After a short break, we’re back with a combined monthly post for both coal and power data, and a new format for charts. We hope these prove helpful and more readable. Made with Datawrapper, the charts allow users to hover over the data and examine each item more closely, and also make sharing with others simpler.
While authoritative data from the CEA is used where available, some of these reports experience significant delays. We have developed a set of regression equations using the latest POSOCO data to estimate the corresponding CEA values for the latest month(s) if not yet available. With correlations of .99 or better based on historical data these should have good accuracy and provide a more timely snapshot of generation trends. Each will be progressively replaced with the CEA data when available.
JUNE 4 update: The CEA’s April data is now out and the chart updated accordingly. Confirming the accuracy of our estimates, the error for thermal generation was 0.03% (67.62 TWh estimated vs CEA’s 67.64 TWh, and 0.07% for total generation (including renewables) at 92.23 TWh vs CEA’s 92.17 TWh. Our estimates for hydro and nuclear were larger at 3% and 6.5% respectively, but their lower share of generation meant that the overall generation estimate remained very low, and we will continue to use these estimates when CEA figures are delayed).
Our commentary on these trends can be found after the last of the charts.
Coal production comes under the crunch
The effects of India’s COVID-19 lockdown have exacerbated the trends that emerged in October last year. The widely reported decline in electricity demand and generation has been borne entirely by coal.
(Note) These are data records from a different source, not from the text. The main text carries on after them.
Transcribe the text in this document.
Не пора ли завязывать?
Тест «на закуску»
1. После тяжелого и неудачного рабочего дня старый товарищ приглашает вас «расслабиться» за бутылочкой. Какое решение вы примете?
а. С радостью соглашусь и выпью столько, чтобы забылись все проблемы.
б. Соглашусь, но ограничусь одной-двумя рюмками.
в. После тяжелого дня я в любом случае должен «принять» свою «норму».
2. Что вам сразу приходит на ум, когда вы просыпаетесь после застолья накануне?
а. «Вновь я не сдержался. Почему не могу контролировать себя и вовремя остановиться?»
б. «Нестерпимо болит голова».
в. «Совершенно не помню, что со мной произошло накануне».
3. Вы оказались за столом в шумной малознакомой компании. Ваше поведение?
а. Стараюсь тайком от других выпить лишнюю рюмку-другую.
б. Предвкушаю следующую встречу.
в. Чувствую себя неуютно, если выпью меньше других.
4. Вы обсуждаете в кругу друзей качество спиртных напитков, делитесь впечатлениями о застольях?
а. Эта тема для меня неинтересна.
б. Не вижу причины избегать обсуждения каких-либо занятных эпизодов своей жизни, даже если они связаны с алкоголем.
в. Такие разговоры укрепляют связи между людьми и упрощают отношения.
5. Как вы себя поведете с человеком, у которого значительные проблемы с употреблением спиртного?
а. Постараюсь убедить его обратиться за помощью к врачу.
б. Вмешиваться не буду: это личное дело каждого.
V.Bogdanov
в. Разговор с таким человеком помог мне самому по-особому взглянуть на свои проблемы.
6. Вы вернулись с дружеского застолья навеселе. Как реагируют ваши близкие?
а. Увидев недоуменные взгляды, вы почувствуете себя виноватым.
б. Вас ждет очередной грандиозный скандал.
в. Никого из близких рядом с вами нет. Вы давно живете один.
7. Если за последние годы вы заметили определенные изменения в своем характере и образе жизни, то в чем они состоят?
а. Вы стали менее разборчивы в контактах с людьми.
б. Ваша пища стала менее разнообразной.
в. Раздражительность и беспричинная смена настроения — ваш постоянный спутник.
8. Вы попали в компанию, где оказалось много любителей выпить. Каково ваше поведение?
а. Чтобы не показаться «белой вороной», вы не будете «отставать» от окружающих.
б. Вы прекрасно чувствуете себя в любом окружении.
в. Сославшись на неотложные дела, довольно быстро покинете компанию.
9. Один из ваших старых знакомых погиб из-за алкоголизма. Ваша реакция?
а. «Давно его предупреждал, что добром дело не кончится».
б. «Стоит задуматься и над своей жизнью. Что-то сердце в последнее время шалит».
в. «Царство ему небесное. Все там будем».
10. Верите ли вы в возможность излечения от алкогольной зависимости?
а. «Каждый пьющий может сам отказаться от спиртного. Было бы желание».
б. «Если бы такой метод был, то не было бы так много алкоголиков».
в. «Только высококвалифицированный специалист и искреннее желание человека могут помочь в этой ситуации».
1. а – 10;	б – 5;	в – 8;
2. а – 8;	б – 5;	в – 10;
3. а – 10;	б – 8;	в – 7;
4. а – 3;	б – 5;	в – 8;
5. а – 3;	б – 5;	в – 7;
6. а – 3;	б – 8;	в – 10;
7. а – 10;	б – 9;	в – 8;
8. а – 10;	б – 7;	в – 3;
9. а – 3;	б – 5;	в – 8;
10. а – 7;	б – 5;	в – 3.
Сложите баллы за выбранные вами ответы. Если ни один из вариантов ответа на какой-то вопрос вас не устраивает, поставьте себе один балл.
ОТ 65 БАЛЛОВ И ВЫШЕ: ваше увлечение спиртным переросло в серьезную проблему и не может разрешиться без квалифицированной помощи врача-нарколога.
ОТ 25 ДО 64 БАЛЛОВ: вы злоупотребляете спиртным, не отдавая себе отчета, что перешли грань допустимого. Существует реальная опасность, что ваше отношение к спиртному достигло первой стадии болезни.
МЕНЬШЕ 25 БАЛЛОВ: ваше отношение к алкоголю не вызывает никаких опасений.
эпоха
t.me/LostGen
While May showed a steady recovery in demand from the extreme drops seen in April, this is still partial, and the non-coal sources have benefited disproportionately in meeting it.
Not only has coal use for power dropped precipitously, taking the 12 month average consumption back to 2018 levels, production, though decreased, is outstripping dispatch.
One consequence of these changes is record-breaking coal stockpiles, touching a combined 130 MT when power plant and pithead stocks are combined, and not yet falling. A ramification of this is that as demand heads back to earlier levels, less coal will need to be produced than normal in order to meet it. Coal India’s ambition to boost production, except for import substitution, will hit up against a barrier in the form of record stockpiles and weak demand.
ET Energyworld quote a senior CCL executive as saying that: “CCL is sitting on a large pile of coal stock and we have time till May only as the coal will catch fire in June. The moisture with the onset of monsoon season makes coal more vulnerable to degrade and catch fire.” June is now here, and there have yet to be reports of any such incidents. But unless the non-power sector can lift a lot more coal than normal, trying for even more production could look increasingly problematic.